In 2005, WADA chief Dick Pound told the Associated Press that athletes were faking asthma to obtain the medications, and that “we’ve caught on to their scam,” while an IOC board member from Hungary said that “We need to stop this pretending to be ill and taking dope in order to enhance the sporting performance.” Both implied that bronchodilating medications would help minimize the natural decrease in lung function of the course of a workout or race.

It’s true that Β-2 agonists like salbutamol have been shown to help with EIB, as well as asthma. But that doesn’t exactly make them performance enhancing, as Pound had suggested. For instance, the worst bronchoconstriction comes after exercise, not during a competition – meaning that prevention of those symptoms wouldn’t lead to a performance benefit.

“The extensive research on therapeutic doses of inhaled β2-agonsits clearly rules out any ergogenic effects,” researchers from Copenhagen wrote all the way back in 2007. “Only few studies have shown ergogenic effects of inhaled salbutamol, but these are limited by enrollment of recreational subjects. It is now a common opinion that inhaled β2-agonists in therapeutic doses has no advantageous effects in healthy athletes.”

So, if bronchodilators aren’t performance-enhancing in regular athletes – and a large number of studies, some cited by FasterSkier in a 2011 article, have come to the same conclusion as the Copenhagen researchers – there had to be another reason that they were on the list. As it turns out, one criteria for prohibiting a medication is that it is detrimental to athletes’ health. This was a concern for WADA – salbutamol has been shown to have tough side effects when used over the long term – as well as the fact that long-term use of β-2 agonists decreases the drugs’ effectiveness over time.
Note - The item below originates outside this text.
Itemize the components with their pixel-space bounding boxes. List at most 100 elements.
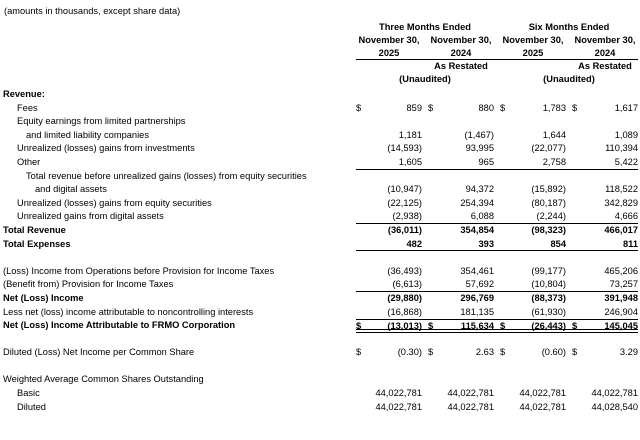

“Inhaled β2 agonists are the most effective drugs for… relieving intermittent symptoms of asthma,” the IOC’s asthma committee wrote in a 2008 report. “However… athletes who use either short- or long-acting β2-agonists on a daily basis should be advised that their effectiveness to prevent EIB will partially diminish. Frequent use of β2 agonists may also increase the bronchoconstrictor response to exercise and allergens. Strategies to avoid these problems could include restricting β2 agonists to infrequent use…”

According to Rundell, who was part of that committee, the consensus by the IOC’s scientists and doctors seems to have had diverged from the rhetoric by its anti-doping leaders.

“The reason was not because they provided any type of performance enhancement, but that the athletes thought that they provided performance enhancement,” Rundell told FasterSkier of the drugs’ ban. “Clenbuterol has been shown to do that, but that’s not an inhaler. At any rate, there was rampant use of the bronchodilators, so it was more out of concern for the athletes’ health that they had to provide documentation showing that they had hyper-reactive airways.”

Publicly, however, WADA continues to assert that the bans are because the drugs are performance-enhancing, and that the organization will continue to investigate their effects.

“The issue of β-2 agonists will continue to be a focus of WADA’s research activity in order to ensure that the administration of large doses or by systemic routes of these substances is prevented and prohibited,” WADA wrote on their website when they released the 2012 Prohibited List.